It is not surprising that a new report has found that global carbon emissions are set for an all-time high in 2018.The Global Carbon Project and the University of East Anglia (UEA) have stated that in 2018 the projected rise of carbon emissions will be 2.7%, which is much higher than the 1.6% rise in 2017, according to climateaction.org.
Prof Corinne Le Quéré, director of the Tyndall Centre for Climate Change Research and Professor of Climate Change Science and Policy at UEA, said: “We are seeing a strong growth of global carbon dioxide (CO2) emissions once again. Emissions need to peak and rapidly decrease to address climate change. With this year’s growth in emissions, it looks like the peak is not yet in sight. This year we have seen how climate change can already amplify the impacts of heatwaves worldwide. The California wildfires are just a snapshot of the growing impacts we face if we don’t drive emissions down rapidly.”
This news follows the IPCC report which highlighted the shocking impacts if urgent action is not taken. Christiana Figueres, Mission 2020 campaign group leader and lead author of the Nature Commentary, said: “Global CO2 emissions must start to fall from 2020 if we are to meet the temperature goals of the Paris agreement, but this is within our grasp. We have already achieved things that seemed unimaginable just a decade ago.” The report found that emissions from cars, trucks and planes using fossil fuels continue to rise. Previously, environmentalists have urged governments to bring forward targets to ban the sale of all petrol and diesel vehicles. The role of deforestation has also played a part in rising CO2 emissions, deforestation and other human activities on land contributed to an additional 5bn tonnes of CO2 this year.

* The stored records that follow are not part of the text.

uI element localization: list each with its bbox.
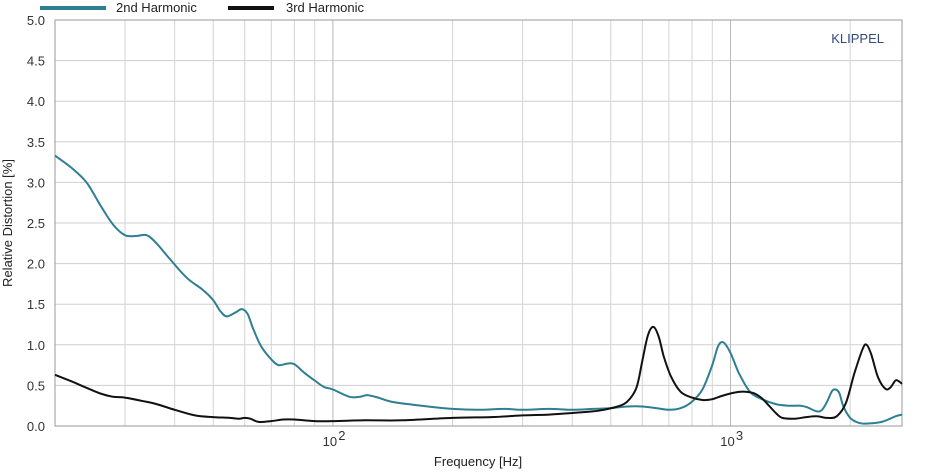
y-tick-label: 4.5: [27, 54, 45, 69]
x-tick-label: 10: [720, 434, 734, 449]
legend-label-3rd-harmonic: 3rd Harmonic: [286, 0, 365, 15]
x-tick-label: 10: [323, 434, 337, 449]
x-tick-label-exponent: 3: [736, 428, 743, 443]
y-tick-labels: 0.0 0.5 1.0 1.5 2.0 2.5 3.0 3.5 4.0 4.5 5.0: [27, 13, 45, 434]
y-tick-label: 1.0: [27, 338, 45, 353]
y-tick-label: 5.0: [27, 13, 45, 28]
y-tick-label: 4.0: [27, 94, 45, 109]
legend: 2nd Harmonic 3rd Harmonic: [40, 0, 365, 15]
series-layer: [54, 154, 903, 425]
x-axis-title: Frequency [Hz]: [434, 454, 522, 469]
plot-frame: [54, 19, 903, 427]
klippel-brand-label: KLIPPEL: [831, 31, 884, 46]
y-tick-label: 3.5: [27, 135, 45, 150]
y-tick-label: 0.0: [27, 419, 45, 434]
series-line-3rd-harmonic: [54, 325, 903, 423]
y-tick-label: 2.0: [27, 257, 45, 272]
y-tick-label: 0.5: [27, 378, 45, 393]
x-tick-label-exponent: 2: [338, 428, 345, 443]
series-line-2nd-harmonic: [54, 154, 903, 425]
y-tick-label: 1.5: [27, 297, 45, 312]
x-tick-labels: 10 2 10 3: [323, 428, 743, 449]
y-tick-label: 3.0: [27, 175, 45, 190]
y-axis-title: Relative Distortion [%]: [0, 159, 15, 287]
legend-label-2nd-harmonic: 2nd Harmonic: [116, 0, 197, 15]
y-tick-label: 2.5: [27, 216, 45, 231]
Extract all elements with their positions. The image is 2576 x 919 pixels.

According to the report from the Global Carbon Project and the UEA, the concentration of CO2 in the atmosphere has increased from about 277 parts per million (ppm) in 1750, the beginning of the industrial era, to 405.0±0.1 ppm in 2017. The atmospheric CO2 increase above pre-industrial levels was, initially, primarily caused by the release of carbon to the atmosphere from deforestation and other land-use change activities. While emissions from fossil fuels started before the industrial era, they only became the dominant source of anthropogenic emissions to the atmosphere around 1950 and their relative share has continued to increase until present. Anthropogenic emissions occur on top of an active natural carbon cycle that circulates carbon among the reservoirs of the atmosphere, ocean, and terrestrial biosphere on timescales from sub-daily to millennial, while exchanges with geologic reservoirs occur at longer timescales.
The good news is that the deployment of renewable energy worldwide is accelerating with electricity generation growing at 15% per year on average over the last decade. However, this has not been enough to offset the growth in fossil energy because renewables are growing from a low base. An accelerated adoption of non-conventional sources of energy and a commitment to reduce fossil energy consumption are the need of the hour.